Comfort and consolation are vital aspects of the Christian life. How we live through our losses, disappointments and heartache can make a huge difference in our lives. Knowing the ways that we find comfort, and intentionally building those strategies can help us through the depths. In this Lenten season, we remember that the route to Easter joy runs us directly into the cross.

I recently realized that I had not reflected on how I receive comfort and consolation. It came to me when I realized I was unknowingly using a coping strategy — watching reruns on TV. (I know, you were expecting something religious; that’s coming, too!) During the pandemic, I have re-watched many episodes on some of my favorite shows: All in the Family, Cheers, Seinfeld, The Office, The Munsters, The Beverly Hillbillies, Dennis the Menace. It was comforting to watch a show where I knew everyone’s problems and conflicts would be solved in 30 minutes. 

Reading the Bible is another way we can find comfort and consolation. The Gospels are often a source of comfort for me. The Psalms are also a great place to seek solace; every human emotion is expressed and explored in the Psalms. The Psalmists brought every feeling to God, and so can you. Obviously, that’s the beginning of where you can seek comfort in the Bible. 

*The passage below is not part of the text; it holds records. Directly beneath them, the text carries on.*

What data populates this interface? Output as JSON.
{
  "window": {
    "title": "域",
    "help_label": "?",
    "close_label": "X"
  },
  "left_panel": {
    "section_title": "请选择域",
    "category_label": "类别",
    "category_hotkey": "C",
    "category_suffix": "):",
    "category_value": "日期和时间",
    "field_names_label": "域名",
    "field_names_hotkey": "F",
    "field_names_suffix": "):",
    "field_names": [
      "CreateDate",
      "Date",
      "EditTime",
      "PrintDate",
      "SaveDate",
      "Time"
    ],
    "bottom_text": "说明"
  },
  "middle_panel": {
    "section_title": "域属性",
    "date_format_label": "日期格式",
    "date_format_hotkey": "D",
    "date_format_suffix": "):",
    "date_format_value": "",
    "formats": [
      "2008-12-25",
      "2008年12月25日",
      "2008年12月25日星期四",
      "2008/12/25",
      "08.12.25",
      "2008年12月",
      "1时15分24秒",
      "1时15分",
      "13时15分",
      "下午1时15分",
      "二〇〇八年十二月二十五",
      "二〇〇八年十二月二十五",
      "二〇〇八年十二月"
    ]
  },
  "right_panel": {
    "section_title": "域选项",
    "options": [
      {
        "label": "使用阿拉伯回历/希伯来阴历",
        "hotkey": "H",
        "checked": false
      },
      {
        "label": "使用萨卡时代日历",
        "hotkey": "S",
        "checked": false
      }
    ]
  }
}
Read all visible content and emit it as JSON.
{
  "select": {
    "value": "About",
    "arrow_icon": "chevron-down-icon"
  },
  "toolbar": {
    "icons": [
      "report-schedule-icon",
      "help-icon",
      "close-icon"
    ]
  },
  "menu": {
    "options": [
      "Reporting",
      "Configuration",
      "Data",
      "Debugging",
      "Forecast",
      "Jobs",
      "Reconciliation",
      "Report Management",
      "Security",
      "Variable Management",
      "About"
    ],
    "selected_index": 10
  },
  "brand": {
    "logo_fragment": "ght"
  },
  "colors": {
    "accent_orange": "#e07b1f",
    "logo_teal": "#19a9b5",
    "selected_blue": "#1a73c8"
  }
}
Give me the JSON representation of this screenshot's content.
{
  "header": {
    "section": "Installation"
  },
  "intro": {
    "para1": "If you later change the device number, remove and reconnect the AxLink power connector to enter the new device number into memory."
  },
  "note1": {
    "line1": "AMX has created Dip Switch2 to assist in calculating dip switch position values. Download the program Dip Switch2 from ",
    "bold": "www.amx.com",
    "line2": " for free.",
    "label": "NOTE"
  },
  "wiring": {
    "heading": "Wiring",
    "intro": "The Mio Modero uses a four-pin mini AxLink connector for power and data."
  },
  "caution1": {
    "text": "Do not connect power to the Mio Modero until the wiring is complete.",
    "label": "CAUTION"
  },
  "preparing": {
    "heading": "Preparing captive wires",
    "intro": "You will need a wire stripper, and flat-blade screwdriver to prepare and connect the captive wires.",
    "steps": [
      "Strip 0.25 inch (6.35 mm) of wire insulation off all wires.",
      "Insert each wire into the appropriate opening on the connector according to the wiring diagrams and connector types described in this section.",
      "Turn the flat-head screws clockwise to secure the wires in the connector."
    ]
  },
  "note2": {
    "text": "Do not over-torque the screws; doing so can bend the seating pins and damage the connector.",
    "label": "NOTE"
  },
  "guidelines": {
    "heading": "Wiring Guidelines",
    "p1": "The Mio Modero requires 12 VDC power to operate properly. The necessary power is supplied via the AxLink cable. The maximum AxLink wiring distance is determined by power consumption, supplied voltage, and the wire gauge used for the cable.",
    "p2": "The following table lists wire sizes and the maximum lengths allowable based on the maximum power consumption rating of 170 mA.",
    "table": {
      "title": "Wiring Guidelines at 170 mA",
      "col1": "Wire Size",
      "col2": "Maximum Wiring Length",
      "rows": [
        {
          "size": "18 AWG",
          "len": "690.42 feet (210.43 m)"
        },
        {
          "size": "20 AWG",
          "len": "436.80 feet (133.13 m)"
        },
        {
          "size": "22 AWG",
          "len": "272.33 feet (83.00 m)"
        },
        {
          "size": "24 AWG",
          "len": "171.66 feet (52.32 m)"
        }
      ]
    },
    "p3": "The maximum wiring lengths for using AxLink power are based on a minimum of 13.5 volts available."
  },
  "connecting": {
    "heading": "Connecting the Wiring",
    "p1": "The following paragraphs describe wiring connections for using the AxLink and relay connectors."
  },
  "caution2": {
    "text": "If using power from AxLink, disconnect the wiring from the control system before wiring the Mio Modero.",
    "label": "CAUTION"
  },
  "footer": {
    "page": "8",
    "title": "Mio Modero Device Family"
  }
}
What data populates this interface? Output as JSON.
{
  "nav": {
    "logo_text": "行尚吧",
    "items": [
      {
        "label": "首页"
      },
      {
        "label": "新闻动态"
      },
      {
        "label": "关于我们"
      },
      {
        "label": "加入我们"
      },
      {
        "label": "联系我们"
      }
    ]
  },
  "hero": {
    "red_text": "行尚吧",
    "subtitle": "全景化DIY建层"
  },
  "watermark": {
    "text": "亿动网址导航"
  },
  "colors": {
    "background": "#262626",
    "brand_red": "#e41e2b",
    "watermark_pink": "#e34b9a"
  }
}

Prayer is another source of comfort that we need to develop. It has taken me years to deepen my prayer life, and I’m not finished yet. Something that I’ve discovered about myself is that prayer is most constructive when I’m active. Sitting still is a wonderful way for some people to pray, but that has never worked for me. Pray while you’re vacuuming. Keep your fingers busy braiding, knitting or fiddling with your keys. Pray while you drive. Pray while you wait for your coffee to brew. Pray as you go for a walk. As 1 Thessalonians 5:17 reminds us, “pray without ceasing.”

Christ’s resurrection assures us that God has power over everything that can trouble us, including sin and death. For Jesus to show us that, he had to take on the worst humanity had to dish out. We can feel overwhelmed, but in the end, Jesus’ victory is our victory. Be steadfast in what brings you comfort and consolation, and seek your own Easter surprises.